Antisemitismus hat Saison. Statt »Er ist wieder da« muss es ohnehin heißen »Er war nie weg«. Aber die Fassungslosigkeit bleibt. Vielleicht, weil wir in Europa leben, versuchen Menschen deshalb immer wieder, mit Büchern nach dem Monster zu werfen. Wohl in der Hoffnung, es wenigstens kurz abzulenken. Was soll an meiner Nase bitte jüdisch sein? Über den Antisemitismus im Alltag heißt nun der jüngste Versuch. Geworfen von Thomas Meyer.
Genau, der Schweizer Autor, der uns mit dem notorisch unglücklich verliebten Charedi Motti Wolkenbruch zum Lachen gebracht hat. Diesmal ist Meyer das Lachen allerdings leid.

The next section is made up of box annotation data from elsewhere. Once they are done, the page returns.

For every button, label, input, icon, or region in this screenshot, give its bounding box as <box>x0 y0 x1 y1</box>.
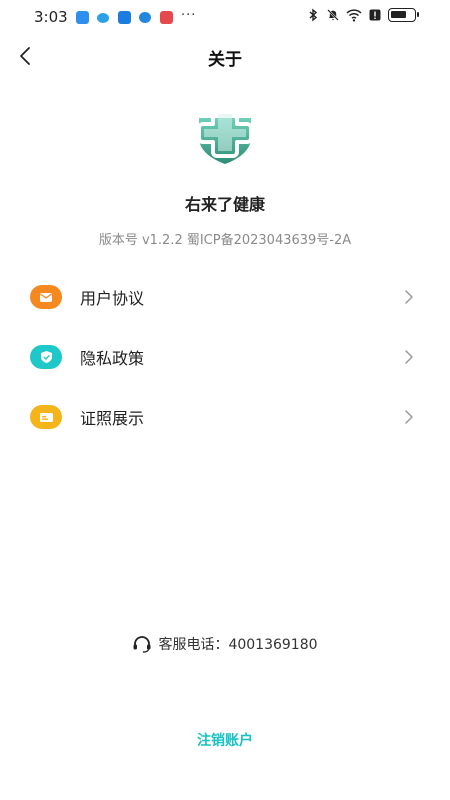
status-time: 3:03 <box>34 8 68 26</box>
menu-item-license-display[interactable]: 证照展示 <box>0 387 450 447</box>
battery-level <box>391 11 406 18</box>
chevron-right-icon <box>405 410 413 424</box>
chevron-right-icon <box>405 350 413 364</box>
notification-cloud-icon <box>97 13 109 23</box>
menu-item-label: 用户协议 <box>80 289 145 308</box>
status-bar: 3:03 ··· <box>0 0 450 34</box>
nav-bar: 关于 <box>0 34 450 78</box>
notification-chat-icon <box>118 11 131 24</box>
id-card-icon <box>30 405 62 429</box>
customer-service-phone[interactable]: 客服电话：4001369180 <box>0 634 450 654</box>
page-title: 关于 <box>208 50 242 70</box>
app-name: 右来了健康 <box>184 195 265 214</box>
notification-browser-icon <box>139 12 151 23</box>
notification-red-app-icon <box>160 11 173 24</box>
envelope-icon <box>30 285 62 309</box>
bluetooth-icon <box>309 8 318 22</box>
customer-service-label: 客服电话：4001369180 <box>158 637 318 653</box>
version-info: 版本号 v1.2.2 蜀ICP备2023043639号-2A <box>98 233 352 248</box>
menu-item-privacy-policy[interactable]: 隐私政策 <box>0 327 450 387</box>
notification-app-icon <box>76 11 89 24</box>
shield-check-icon <box>30 345 62 369</box>
wifi-icon <box>346 9 362 22</box>
medical-cross-shield-icon <box>197 108 253 164</box>
menu-item-label: 隐私政策 <box>80 349 145 368</box>
battery-icon <box>388 8 419 22</box>
alert-icon <box>369 9 381 21</box>
menu-item-user-agreement[interactable]: 用户协议 <box>0 267 450 327</box>
cancel-account-button[interactable]: 注销账户 <box>175 727 275 753</box>
headset-icon <box>133 636 151 653</box>
settings-menu: 用户协议 隐私政策 证照展示 <box>0 267 450 447</box>
mute-bell-icon <box>327 9 339 21</box>
notification-more: ··· <box>181 8 197 23</box>
chevron-right-icon <box>405 290 413 304</box>
system-icons <box>306 8 419 22</box>
menu-item-label: 证照展示 <box>80 409 145 428</box>
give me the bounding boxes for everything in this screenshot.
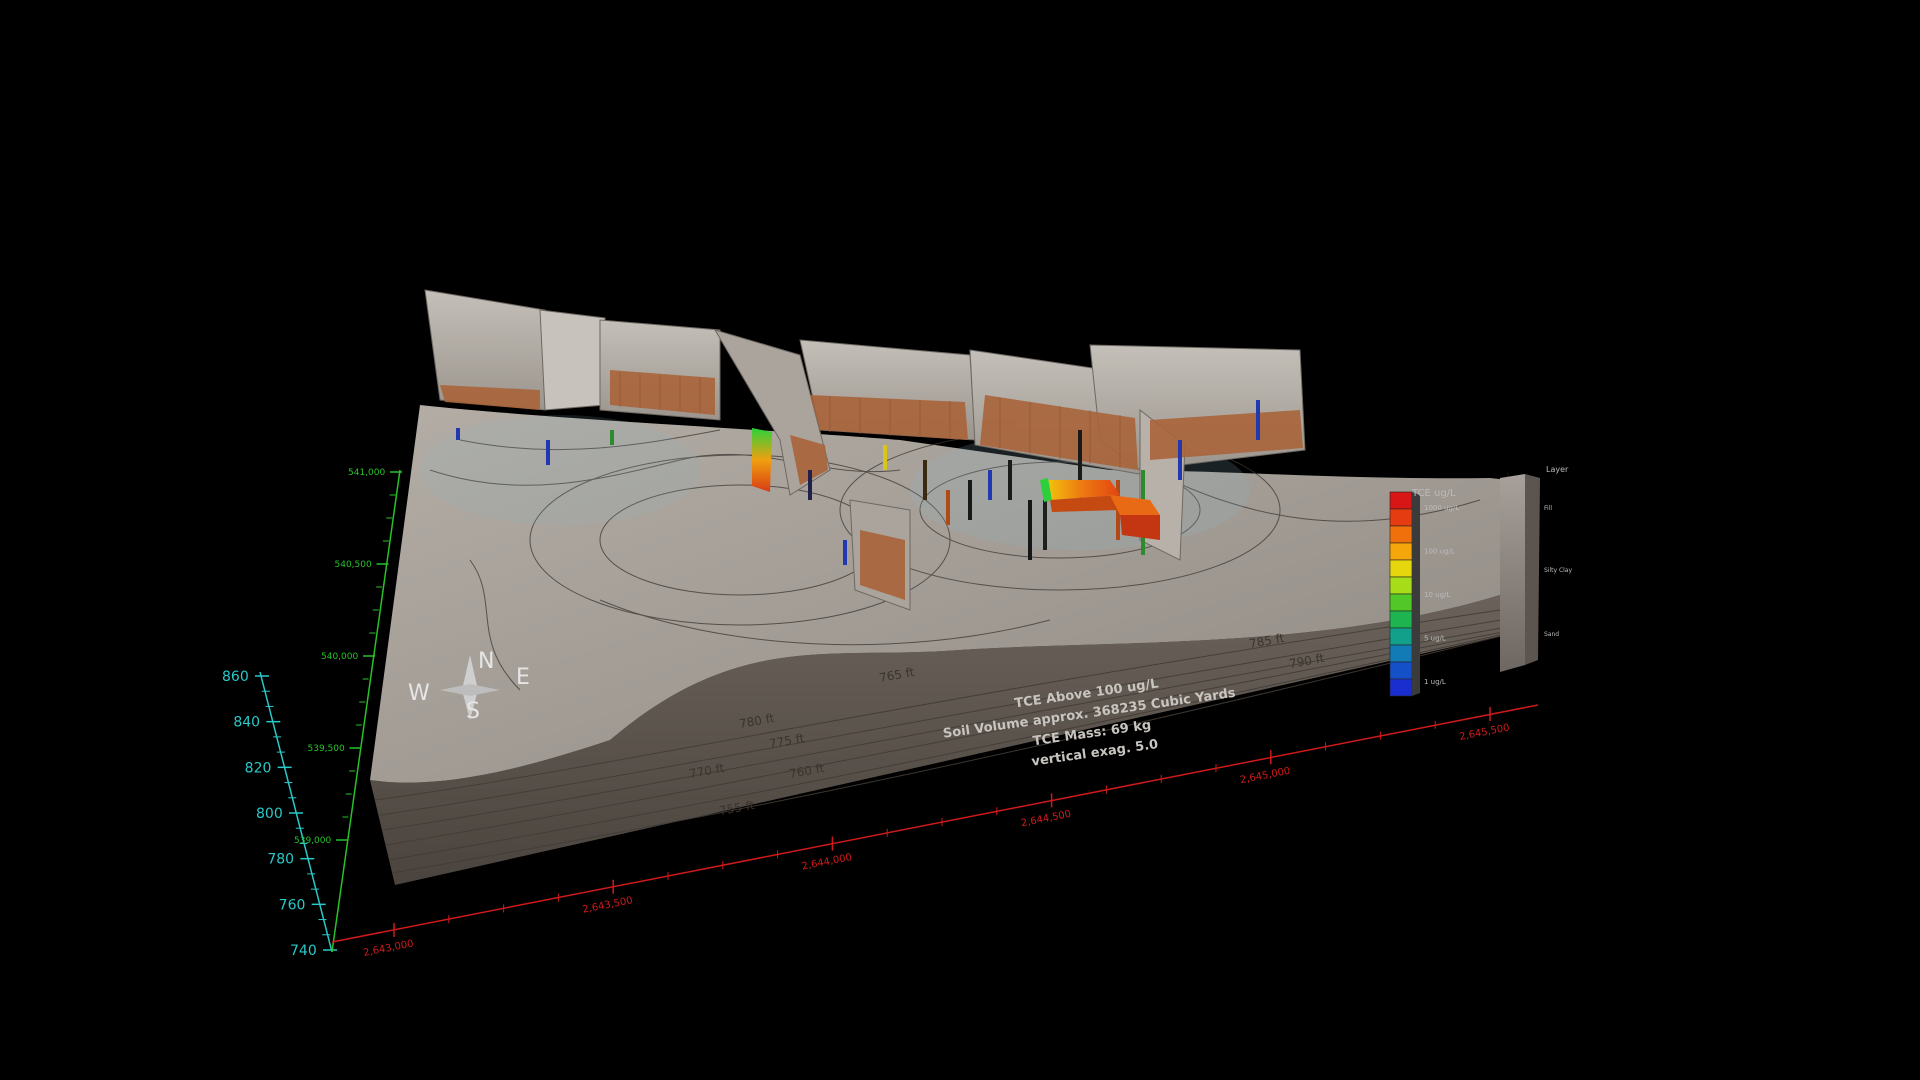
color-scale-side [1412, 492, 1420, 696]
x-axis-tick-label: 2,643,000 [362, 938, 414, 959]
color-scale-cell [1389, 491, 1413, 510]
color-scale-title: TCE ug/L [1411, 488, 1456, 499]
layer-legend-column-side [1525, 474, 1540, 665]
color-scale-cell [1389, 610, 1413, 629]
z-axis-tick-label: 860 [222, 669, 249, 685]
z-axis-tick-label: 820 [245, 760, 272, 776]
y-axis-tick-label: 539,500 [308, 744, 345, 754]
compass-east-label: E [516, 665, 530, 690]
z-axis: 860 840 820 800 780 760 740 [222, 669, 337, 959]
color-scale-cell [1389, 627, 1413, 646]
plume-body-west [752, 428, 772, 492]
compass-south-label: S [466, 699, 480, 724]
plume-halo-west [420, 415, 700, 525]
terrain-block [370, 405, 1512, 885]
color-scale-cell [1389, 576, 1413, 595]
color-scale-cell [1389, 542, 1413, 561]
color-scale-cell [1389, 593, 1413, 612]
y-axis-tick-label: 539,000 [294, 836, 331, 846]
color-scale-label: 10 ug/L [1424, 591, 1450, 599]
x-axis-tick-label: 2,644,000 [801, 852, 853, 873]
layer-legend-column [1500, 474, 1525, 672]
layer-legend-label: Silty Clay [1544, 567, 1572, 574]
z-axis-tick-label: 780 [267, 852, 294, 868]
color-scale-cell [1389, 559, 1413, 578]
z-axis-tick-label: 760 [279, 897, 306, 913]
y-axis-tick-label: 540,000 [321, 652, 358, 662]
x-axis-tick-label: 2,645,500 [1458, 722, 1510, 743]
x-axis-tick-label: 2,643,500 [582, 895, 634, 916]
fence-panel-west-legend [539, 309, 606, 411]
color-scale-label: 1000 ug/L [1424, 504, 1459, 512]
z-axis-tick-label: 800 [256, 806, 283, 822]
z-axis-tick-label: 840 [233, 715, 260, 731]
color-scale-cell [1389, 508, 1413, 527]
compass-north-label: N [478, 649, 494, 674]
color-scale-label: 1 ug/L [1424, 678, 1446, 686]
y-axis-tick-label: 540,500 [335, 560, 372, 570]
layer-legend-title: Layer [1546, 465, 1569, 474]
color-scale-cell [1389, 525, 1413, 544]
color-scale-cell [1389, 661, 1413, 680]
color-scale-cell [1389, 678, 1413, 697]
3d-site-model-viewport[interactable]: N S E W TCE Above 100 ug/L Soil Volume a… [0, 0, 1920, 1080]
color-scale-cell [1389, 644, 1413, 663]
layer-legend: Layer Fill Silty Clay Sand [1500, 465, 1572, 672]
color-scale-label: 100 ug/L [1424, 548, 1455, 556]
y-axis-tick-label: 541,000 [348, 468, 385, 478]
compass-west-label: W [408, 681, 430, 706]
x-axis-tick-label: 2,644,500 [1020, 809, 1072, 830]
layer-legend-label: Fill [1544, 505, 1552, 512]
z-axis-tick-label: 740 [290, 943, 317, 959]
layer-legend-label: Sand [1544, 631, 1559, 638]
color-scale-label: 5 ug/L [1424, 635, 1446, 643]
x-axis-tick-label: 2,645,000 [1239, 766, 1291, 787]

klischees Als er nach dem Anschlag von Halle selbstredend zig Interviews zum Thema Antisemitismus geben musste, stellte er fest: »Es würde mich freuen, müsste ich mich nur in solchen Momenten mit Antisemitismus auseinandersetzen. Tatsächlich muss ich es ständig. Immer wieder konfrontieren mich Freunde und Bekannte mit antisemitischen Klischees.«
Weil selbst Freunde, mit ihren antisemitischen Sprüchen konfrontiert, sich weder entschuldigen noch Verständnis zeigen, hat Meyer jetzt diesen buchlangen Brief an Nichtjuden geschrieben. Auch damit er »endlich mal ausreden kann«.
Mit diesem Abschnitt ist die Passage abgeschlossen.